For sure, OTP possesses a particular attractiveness: Easy to calculate, required data is available, and it all sums up to one bold number — which is also perfect to benchmark.
I’ve seen and worked with several airlines entirely focusing on OTP, making massive investments and efforts to improve OTP’s fifth position after the decimal point.
No doubt, OTP is an indicator of an airline’s operational quality. However, I think it is a relic of the last century, and airlines that are passionate about their customers don’t care about OTP — at least not solely.
Airline on-time performance is airline-focused but not customer-focused
Let’s start with a small yet essential aspect. One which – from my perspective – perfectly describes the fact that OTP is primarily not a customer-focused KPI. When discussing OTP with airlines – very often – the discussion is all about our flights. “We have to improve the OTP of our flights,” “only three of our flights have been delayed yesterday,” etc.
I think this still is very traditional thinking from times when companies did care much about themselves and less about the customer.
Airlines have to understand that their primary business is to transport customers from A to B — seamlessly and on-time. Flights are just a means to an end. It is not about making flights on time; it is about satisfying the customer — a small yet essential difference when it comes to an employee’s mindset.
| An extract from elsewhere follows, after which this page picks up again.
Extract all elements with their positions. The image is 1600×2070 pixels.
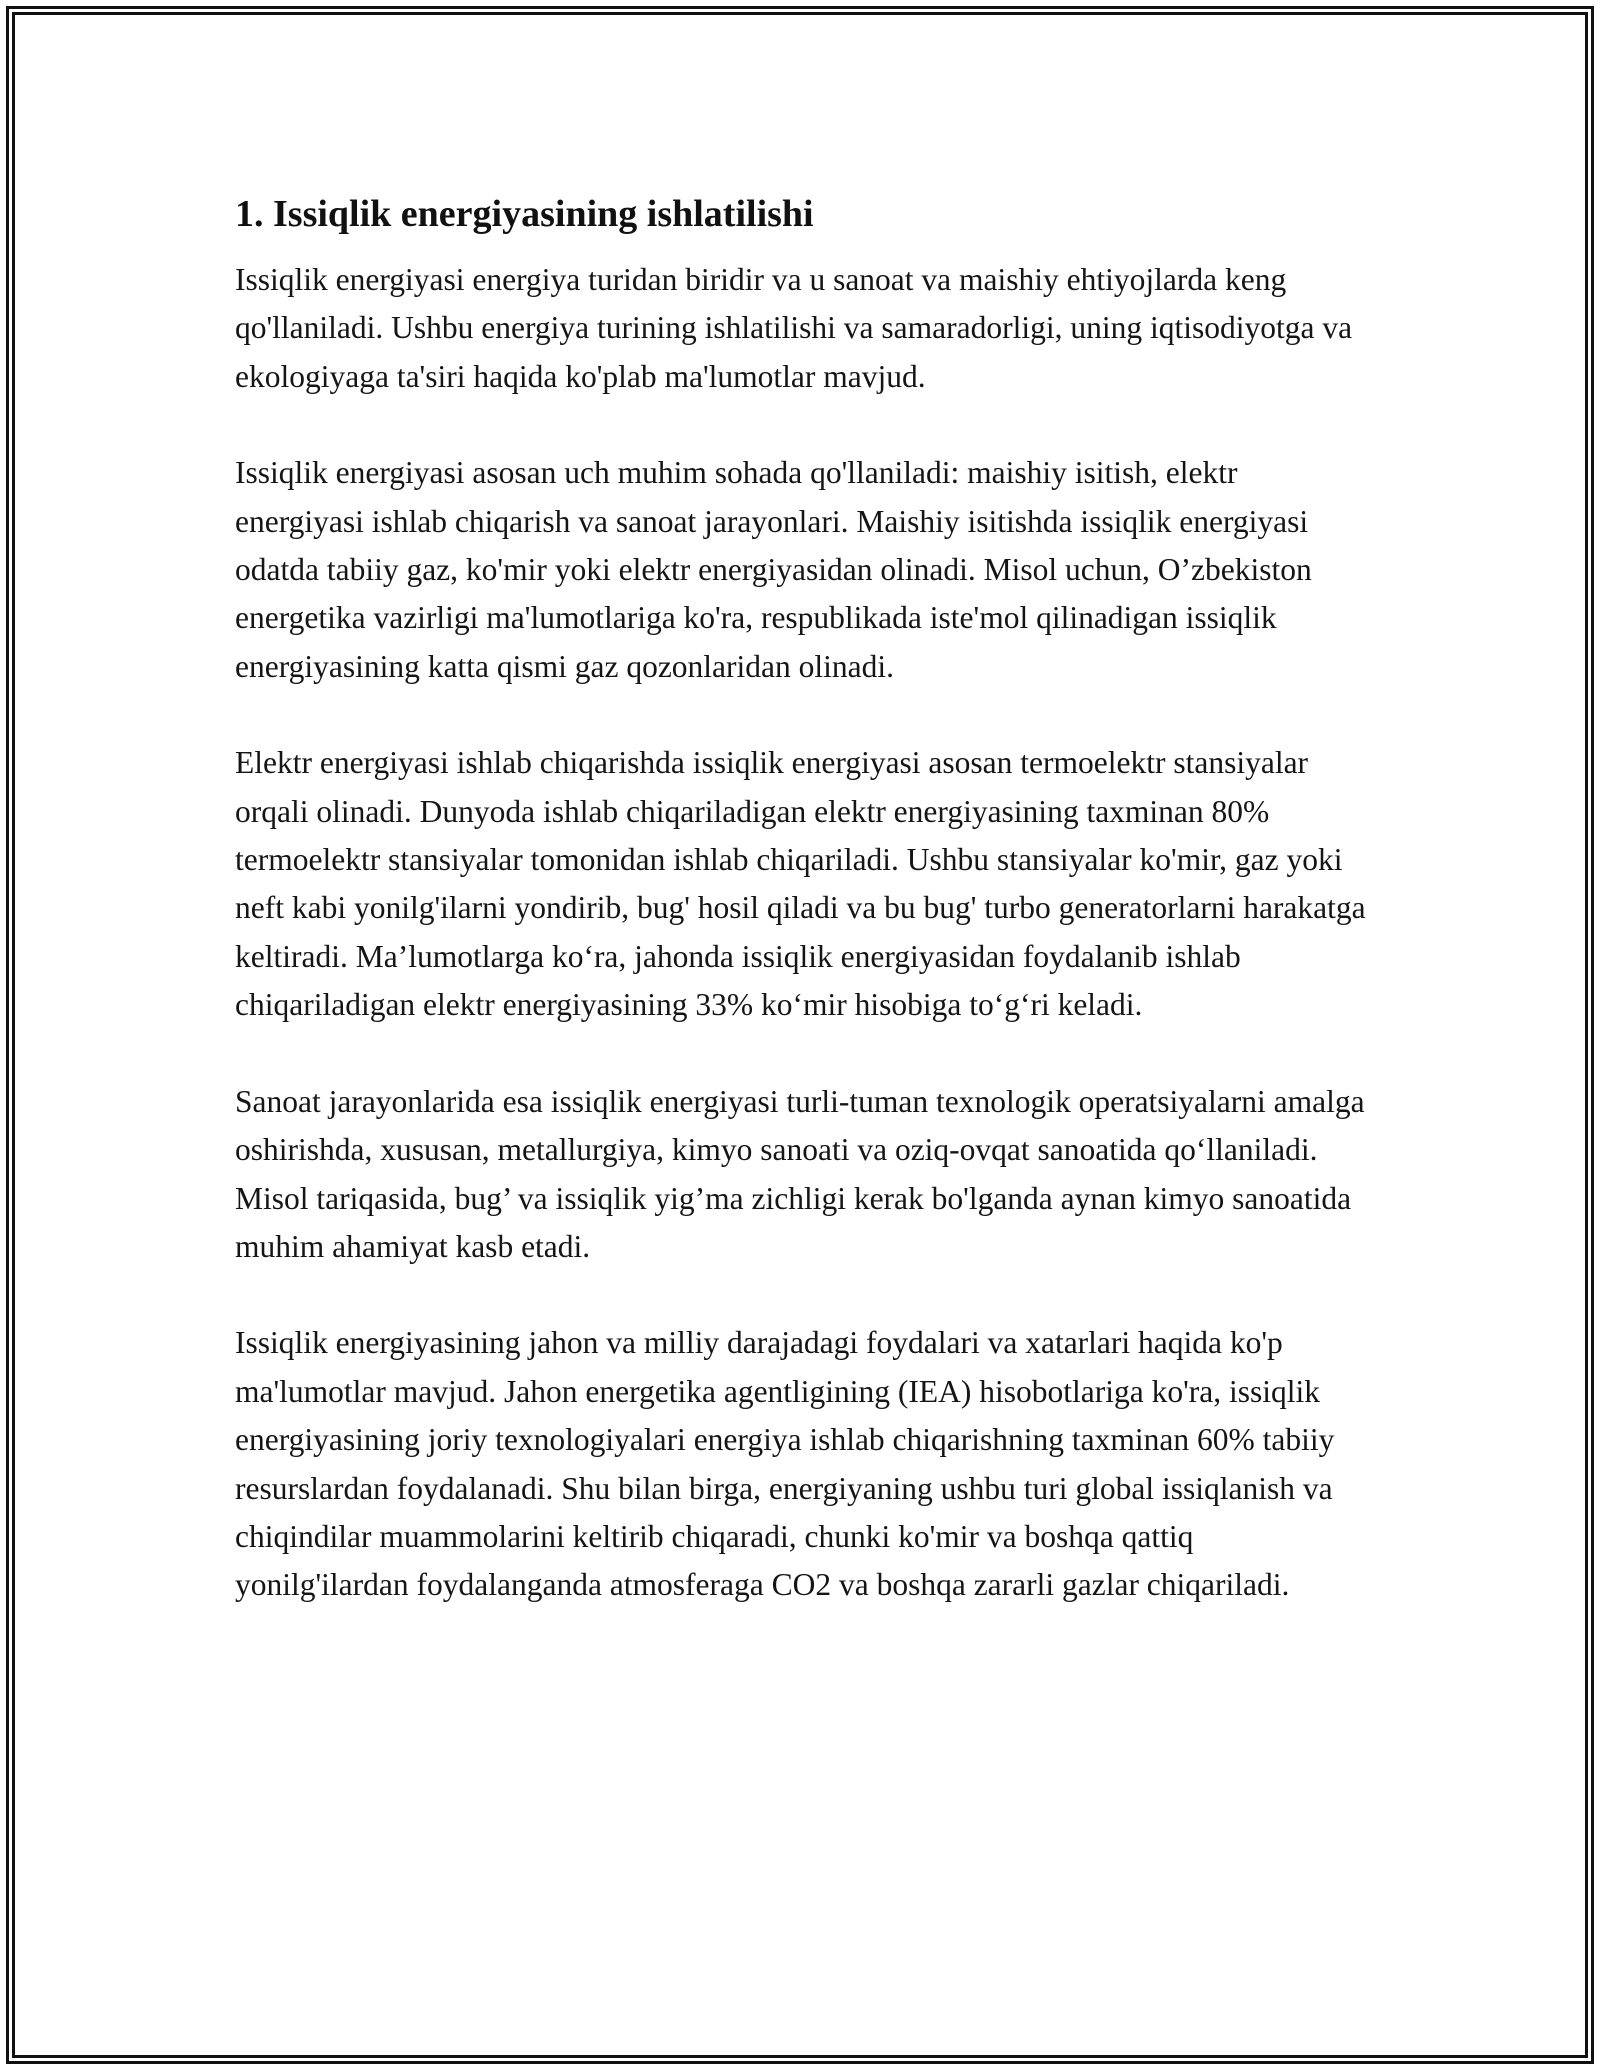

Airline on-time performance doesn’t tell you anything about client satisfaction!
But let’s leave the philosophic terrain and start with the hard facts, why OTP doesn’t tell you anything about client satisfaction.
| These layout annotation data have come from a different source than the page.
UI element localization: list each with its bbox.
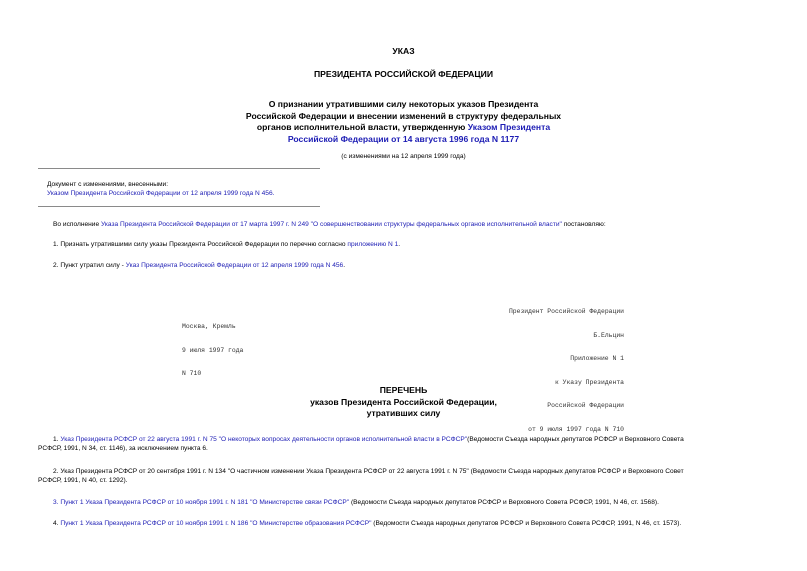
heading-line-1: О признании утратившими силу некоторых указов Президента [268,99,539,109]
list-item-2 [38,467,784,485]
signature-title: Президент Российской Федерации [508,307,624,315]
list-item-4-text: (Ведомости Съезда народных депутатов РСФСР и Верховного Совета РСФСР, 1991, N 46, ст. 1573). [371,520,682,527]
list-item-4-num: 4. [53,520,61,527]
list-item-4 [53,519,681,528]
appendix-line-4: от 9 июля 1997 года N 710 [528,425,624,433]
item-2-end: . [343,262,346,269]
appendix-line-3: Российской Федерации [547,402,624,410]
divider-bottom [38,206,320,207]
changes-link[interactable]: Указом Президента Российской Федерации от 12 апреля 1999 года N 456. [47,190,275,197]
amend-note: (с изменениями на 12 апреля 1999 года) [341,153,466,160]
doc-title: УКАЗ [392,46,415,56]
item-1 [53,240,400,249]
list-subtitle-2: утративших силу [366,408,441,418]
item-2-link[interactable]: Указ Президента Российской Федерации от 12 апреля 1999 года N 456 [125,262,344,269]
list-item-3 [53,498,659,507]
decree-number: N 710 [182,370,202,378]
doc-heading [0,99,807,145]
list-heading [0,385,807,420]
list-item-2-cont: РСФСР, 1991, N 40, ст. 1292). [38,477,128,484]
item-1-text: 1. Признать утратившими силу указы Президента Российской Федерации по перечню согласно [53,241,348,248]
heading-line-3-text: органов исполнительной власти, утвержденную [256,122,468,132]
place-date-block [182,307,243,386]
list-item-1-text: (Ведомости Съезда народных депутатов РСФСР и Верховного Совета [467,436,684,443]
appendix-line-2: к Указу Президента [554,378,624,386]
intro-suffix: постановляю: [561,221,606,228]
list-item-2-text: 2. Указ Президента РСФСР от 20 сентября 1991 г. N 134 "О частичном изменении Указа Президента РСФСР от 22 августа 1991 г. N 75" (Ведомости Съезда народных депутатов РСФСР и Верховного Совет [53,468,684,475]
list-item-1-cont: РСФСР, 1991, N 34, ст. 1146), за исключением пункта 6. [38,445,208,452]
list-item-1-link[interactable]: Указ Президента РСФСР от 22 августа 1991 г. N 75 "О некоторых вопросах деятельности органов исполнительной власти в РСФСР" [60,436,468,443]
intro-prefix: Во исполнение [53,221,101,228]
item-2 [53,261,345,270]
list-item-3-text: (Ведомости Съезда народных депутатов РСФСР и Верховного Совета РСФСР, 1991, N 46, ст. 1568). [349,499,659,506]
sign-date: 9 июля 1997 года [182,346,244,354]
place: Москва, Кремль [182,322,236,330]
list-item-3-link[interactable]: 3. Пункт 1 Указа Президента РСФСР от 10 ноября 1991 г. N 181 "О Министерстве связи РСФСР" [53,499,350,506]
intro-link[interactable]: Указа Президента Российской Федерации от 17 марта 1997 г. N 249 "О совершенствовании структуры федеральных органов исполнительной власти" [100,221,562,228]
item-1-link[interactable]: приложению N 1 [347,241,399,248]
divider-top [38,168,320,169]
item-1-end: . [398,241,401,248]
intro-paragraph [53,220,606,229]
heading-line-3 [0,122,807,134]
list-item-4-link[interactable]: Пункт 1 Указа Президента РСФСР от 10 ноября 1991 г. N 186 "О Министерстве образования РСФСР" [60,520,372,527]
list-item-1 [38,435,784,453]
list-title: ПЕРЕЧЕНЬ [379,385,428,395]
list-item-1-num: 1. [53,436,61,443]
item-2-text: 2. Пункт утратил силу - [53,262,126,269]
heading-line-2: Российской Федерации и внесении изменений в структуру федеральных [245,110,562,121]
list-subtitle-1: указов Президента Российской Федерации, [310,396,497,407]
doc-subtitle: ПРЕЗИДЕНТА РОССИЙСКОЙ ФЕДЕРАЦИИ [313,69,494,79]
appendix-line-1: Приложение N 1 [570,354,624,362]
changes-label: Документ с изменениями, внесенными: [47,181,169,188]
heading-link-ukaz[interactable]: Указом Президента [467,122,551,132]
signature-name: Б.Ельцин [593,331,624,339]
heading-link-date[interactable]: Российской Федерации от 14 августа 1996 года N 1177 [287,133,520,144]
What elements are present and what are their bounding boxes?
We use a theoretical but straightforward example: An airline is operating five flights a day. Four feeder flights bringing passengers to its hub and one long-haul flight departing from its hub.
Let’s assume the feeder flights carry 100 passengers each, 50 of them connecting to the outbound flight. That means 400 passengers arrive at the hub and 200 connect to the long-haul flight. And finally, let’s assume that all feeder flights are entirely on time. However, the long-haul flight is delayed by three hours.
That sums up to 80% punctuality, which sounds quite lovely. And that’s precisely what I mean: Traditional airline thinking.
How does the truth look? The airline is facing 50%, unsatisfied customers. 50% of customers who did not arrive at the destination on time. 50% of customers might never fly with that airline again. It’s the truth, and it’s dramatic.
Undoubtedly, and as mentioned, this is a theoretical example, but the reality is not as far away as you may think. We did a lot of OTP analytics in the last years and also passenger-related analytics: You would be surprised and sometimes shocked when seeing the gap between the two perspectives.
Use KPIs that focus on your clients
What’s our idea? We’ve recently supported clients by introducing KPIs that matter, and that focus on their clients. And there’s not necessarily the one. So, let’s introduce a few examples:
Customer Punctuality
A consequent evolution of airline on-time performance, not measuring the percentage of punctual flights, but the rate of passengers arriving at the desired destination on time. Introducing this KPI will dramatically change the mindset — it will be no longer about our flights but about “how many customers did we satisfy today.”
And worth mentioning: The KPI has to take the whole customer journey into account, not only single flight legs.
Customer Delay Minutes
What’s the average delay minute a passenger had to experience when flying with us today? And how many delay minutes did our customers experience in total today? These are questions every customer-focused airline should ask themselves. Again, this is not about delaying the minutes of a flight!
And from working with big airlines, I can tell you it’s shocking when the KPI tells you that your customers had to “experience” 4,000,000 delay minutes – on just one single day.
Customer Delight
From an airline operations standpoint – what would you say, when is a customer delighted? From personal experience, I’d say, I’m excited when my flight departs on time, arrives on time and my baggage is delivered on time. Besides service, drinks, food, and all that stuff, this is what counts.
This is what customers will tell friends. And finally, this is what customers satisfy. So why not measure this and define a Customer Delight KPI?
There are a lot more concepts and KPIs which put the customer in the center of attention. And airlines that care about their customers should throw away the selfish OTP and start to measure what matters to their customers.